Qu’il soit permis à l’ingénieur de quitter quelques instants ses écrans, de s’abstraire d’un quotidien porté par le numérique pour tenter d’entrevoir où nous emmènent les 25 années qui viennent de s’écouler, celles de l’existence du web1, et d’en déduire quelques nécessités.
Le numérique est un facteur indéniable de progrès, de croissance et d’avantage concurrentiel pour les entreprises comme pour les Nations, notamment européennes, mais il favorise également leur morcellement. Les plus optimistes voient les réseaux sociaux comme une chance pour des démocraties qui seraient malades ; d’autres constatent un numérique support d’un communautarisme menant parfois à des formes graves d’extrémisme. Il y a peu encore, l’opinion politique des citoyens était forgée dans le temps, par le cercle des proches, par l’éducation, pour certains grâce à un militantisme fait de frottements humains, de cages d’escaliers et de marchés, pour le plus grand nombre grâce à des émissions audiovisuelles où l’élu et l’intellectuel pouvaient débattre ainsi qu’à la presse écrite, grâce aux réunions publiques ou aux manifestations en tout genre. Aujourd’hui, il nous faut être vigilants afin que le numérique ne nous fasse pas passer d’une Nation vivante capable de débats à un ensemble nébuleux dont l’état varie en fonction des informations assénées en boucles par des chaines d’information partout accessibles ou des rumeurs diffusées de manière virale par des réseaux sociaux addictifs.

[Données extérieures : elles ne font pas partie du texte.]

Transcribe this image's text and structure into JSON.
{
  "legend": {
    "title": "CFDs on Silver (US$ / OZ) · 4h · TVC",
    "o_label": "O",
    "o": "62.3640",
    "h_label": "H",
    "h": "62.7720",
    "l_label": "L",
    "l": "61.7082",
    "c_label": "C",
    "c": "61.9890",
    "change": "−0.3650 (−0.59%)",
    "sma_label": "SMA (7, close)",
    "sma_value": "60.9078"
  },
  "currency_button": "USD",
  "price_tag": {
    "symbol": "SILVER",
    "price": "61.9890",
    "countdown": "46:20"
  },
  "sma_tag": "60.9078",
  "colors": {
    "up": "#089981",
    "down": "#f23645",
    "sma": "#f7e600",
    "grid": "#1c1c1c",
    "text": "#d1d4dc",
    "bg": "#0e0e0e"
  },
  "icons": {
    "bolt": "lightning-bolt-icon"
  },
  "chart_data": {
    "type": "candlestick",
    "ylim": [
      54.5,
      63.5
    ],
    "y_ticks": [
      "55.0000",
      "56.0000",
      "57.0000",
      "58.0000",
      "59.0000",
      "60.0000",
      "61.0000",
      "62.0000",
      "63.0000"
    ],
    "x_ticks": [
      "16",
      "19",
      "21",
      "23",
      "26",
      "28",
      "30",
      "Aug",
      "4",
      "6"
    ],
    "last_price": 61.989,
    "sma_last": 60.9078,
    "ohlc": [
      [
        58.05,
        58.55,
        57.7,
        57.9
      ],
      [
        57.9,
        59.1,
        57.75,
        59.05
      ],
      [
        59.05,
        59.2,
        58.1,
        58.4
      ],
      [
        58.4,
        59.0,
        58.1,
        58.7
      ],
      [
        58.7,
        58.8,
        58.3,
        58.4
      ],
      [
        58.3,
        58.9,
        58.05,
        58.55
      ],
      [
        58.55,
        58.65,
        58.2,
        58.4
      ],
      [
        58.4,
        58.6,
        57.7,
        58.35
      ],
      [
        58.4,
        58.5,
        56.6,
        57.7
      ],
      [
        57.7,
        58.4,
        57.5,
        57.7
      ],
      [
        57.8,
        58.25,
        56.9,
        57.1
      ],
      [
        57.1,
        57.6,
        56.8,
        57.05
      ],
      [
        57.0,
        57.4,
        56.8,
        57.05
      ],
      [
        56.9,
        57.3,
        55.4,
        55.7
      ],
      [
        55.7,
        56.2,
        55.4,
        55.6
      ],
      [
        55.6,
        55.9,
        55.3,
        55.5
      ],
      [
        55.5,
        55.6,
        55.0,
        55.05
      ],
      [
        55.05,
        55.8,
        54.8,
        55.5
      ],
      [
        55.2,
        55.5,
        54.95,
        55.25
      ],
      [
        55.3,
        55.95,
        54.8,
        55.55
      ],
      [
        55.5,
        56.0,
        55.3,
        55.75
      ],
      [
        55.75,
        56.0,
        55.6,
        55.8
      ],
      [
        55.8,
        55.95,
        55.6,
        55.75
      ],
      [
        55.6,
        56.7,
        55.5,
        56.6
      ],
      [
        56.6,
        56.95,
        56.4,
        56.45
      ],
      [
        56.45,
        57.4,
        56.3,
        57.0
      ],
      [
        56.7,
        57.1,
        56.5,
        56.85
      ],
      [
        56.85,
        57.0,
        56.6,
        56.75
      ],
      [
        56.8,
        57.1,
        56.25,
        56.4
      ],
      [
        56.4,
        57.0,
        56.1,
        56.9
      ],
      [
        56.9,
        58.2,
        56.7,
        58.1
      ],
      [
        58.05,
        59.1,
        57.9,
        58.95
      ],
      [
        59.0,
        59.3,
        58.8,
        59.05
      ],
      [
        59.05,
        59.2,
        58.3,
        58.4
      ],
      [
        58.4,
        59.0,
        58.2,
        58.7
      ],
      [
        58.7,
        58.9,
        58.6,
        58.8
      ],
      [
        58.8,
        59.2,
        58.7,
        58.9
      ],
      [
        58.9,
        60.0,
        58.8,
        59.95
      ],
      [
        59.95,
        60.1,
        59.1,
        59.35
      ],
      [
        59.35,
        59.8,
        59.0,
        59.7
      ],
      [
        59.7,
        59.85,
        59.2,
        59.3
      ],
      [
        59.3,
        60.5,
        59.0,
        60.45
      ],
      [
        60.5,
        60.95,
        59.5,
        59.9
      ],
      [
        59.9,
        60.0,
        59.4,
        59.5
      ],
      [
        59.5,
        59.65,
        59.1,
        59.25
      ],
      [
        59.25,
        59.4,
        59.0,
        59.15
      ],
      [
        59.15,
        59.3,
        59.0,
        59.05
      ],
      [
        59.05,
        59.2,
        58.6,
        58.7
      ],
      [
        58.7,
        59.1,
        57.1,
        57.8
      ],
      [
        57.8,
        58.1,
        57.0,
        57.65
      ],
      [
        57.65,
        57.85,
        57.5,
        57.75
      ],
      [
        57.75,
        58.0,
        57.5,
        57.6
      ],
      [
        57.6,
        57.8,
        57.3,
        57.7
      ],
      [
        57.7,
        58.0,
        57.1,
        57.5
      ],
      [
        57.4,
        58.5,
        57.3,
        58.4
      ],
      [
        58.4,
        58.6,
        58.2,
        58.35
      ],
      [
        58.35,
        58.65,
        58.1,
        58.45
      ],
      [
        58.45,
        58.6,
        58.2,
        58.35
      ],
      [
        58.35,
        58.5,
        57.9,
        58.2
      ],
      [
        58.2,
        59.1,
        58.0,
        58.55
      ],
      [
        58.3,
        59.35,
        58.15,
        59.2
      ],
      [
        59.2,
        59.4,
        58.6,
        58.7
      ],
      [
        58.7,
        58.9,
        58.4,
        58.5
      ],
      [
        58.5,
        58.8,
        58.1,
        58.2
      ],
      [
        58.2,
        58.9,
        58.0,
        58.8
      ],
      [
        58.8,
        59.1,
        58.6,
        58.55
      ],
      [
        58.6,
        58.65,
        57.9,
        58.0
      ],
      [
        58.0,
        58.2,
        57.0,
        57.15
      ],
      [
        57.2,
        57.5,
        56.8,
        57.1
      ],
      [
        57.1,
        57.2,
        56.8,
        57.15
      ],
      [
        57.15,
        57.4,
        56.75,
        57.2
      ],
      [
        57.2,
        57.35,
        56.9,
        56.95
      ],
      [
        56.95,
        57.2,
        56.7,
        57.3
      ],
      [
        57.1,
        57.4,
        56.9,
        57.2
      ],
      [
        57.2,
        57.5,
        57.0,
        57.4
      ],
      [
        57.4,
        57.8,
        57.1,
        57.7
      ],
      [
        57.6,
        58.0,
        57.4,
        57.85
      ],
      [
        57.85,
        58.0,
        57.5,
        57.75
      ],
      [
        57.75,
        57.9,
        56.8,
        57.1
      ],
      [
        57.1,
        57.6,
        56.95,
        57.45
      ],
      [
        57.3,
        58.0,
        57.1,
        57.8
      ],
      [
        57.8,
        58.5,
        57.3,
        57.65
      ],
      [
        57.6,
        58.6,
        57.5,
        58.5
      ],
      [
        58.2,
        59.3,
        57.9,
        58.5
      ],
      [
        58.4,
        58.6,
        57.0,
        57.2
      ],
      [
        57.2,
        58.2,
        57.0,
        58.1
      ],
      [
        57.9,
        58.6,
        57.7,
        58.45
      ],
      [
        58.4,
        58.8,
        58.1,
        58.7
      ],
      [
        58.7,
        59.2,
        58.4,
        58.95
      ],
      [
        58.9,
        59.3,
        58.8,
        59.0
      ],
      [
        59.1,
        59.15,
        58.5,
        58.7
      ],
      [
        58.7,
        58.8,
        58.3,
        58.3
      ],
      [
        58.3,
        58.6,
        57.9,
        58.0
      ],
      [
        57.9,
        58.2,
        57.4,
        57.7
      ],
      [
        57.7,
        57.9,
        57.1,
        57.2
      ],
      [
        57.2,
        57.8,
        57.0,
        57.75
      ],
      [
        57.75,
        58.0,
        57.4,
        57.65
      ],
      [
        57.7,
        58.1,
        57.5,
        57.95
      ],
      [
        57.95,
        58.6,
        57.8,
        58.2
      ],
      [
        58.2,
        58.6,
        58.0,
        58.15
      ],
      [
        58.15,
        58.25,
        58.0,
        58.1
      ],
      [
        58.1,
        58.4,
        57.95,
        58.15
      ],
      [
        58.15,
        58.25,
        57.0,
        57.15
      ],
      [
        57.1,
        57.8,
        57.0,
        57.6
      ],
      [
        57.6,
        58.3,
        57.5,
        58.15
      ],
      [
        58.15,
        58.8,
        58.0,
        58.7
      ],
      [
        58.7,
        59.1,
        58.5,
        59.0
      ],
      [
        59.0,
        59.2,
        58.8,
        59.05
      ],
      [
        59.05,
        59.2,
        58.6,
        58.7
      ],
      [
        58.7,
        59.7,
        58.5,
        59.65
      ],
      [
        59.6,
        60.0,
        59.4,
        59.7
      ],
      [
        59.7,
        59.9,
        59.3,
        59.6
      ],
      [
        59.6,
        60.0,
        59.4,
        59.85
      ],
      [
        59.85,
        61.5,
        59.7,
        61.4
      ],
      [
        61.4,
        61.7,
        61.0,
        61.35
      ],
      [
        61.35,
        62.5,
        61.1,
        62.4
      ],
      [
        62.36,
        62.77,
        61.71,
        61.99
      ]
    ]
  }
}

L’impact direct sur la vie démocratique mais surtout la transformation profonde qui en découle interpelle, comme l’illustre le fait que la simple organisation des réponses d’un moteur de recherche pourrait décider du résultat d’élections2. Plus spécifiquement, au-delà des valeurs morales choisies par des acteurs économiques du numérique, essentiellement américains, qui décident des contenus auxquels nous avons prioritairement accès mais également de ceux qui nous seraient interdits, ce sont les fondamentaux du droit européen qui sont battus en brèche : « Code is law » - le code fait loi - mettait en garde3 le juriste américain Lawrence Lessig au tournant du siècle.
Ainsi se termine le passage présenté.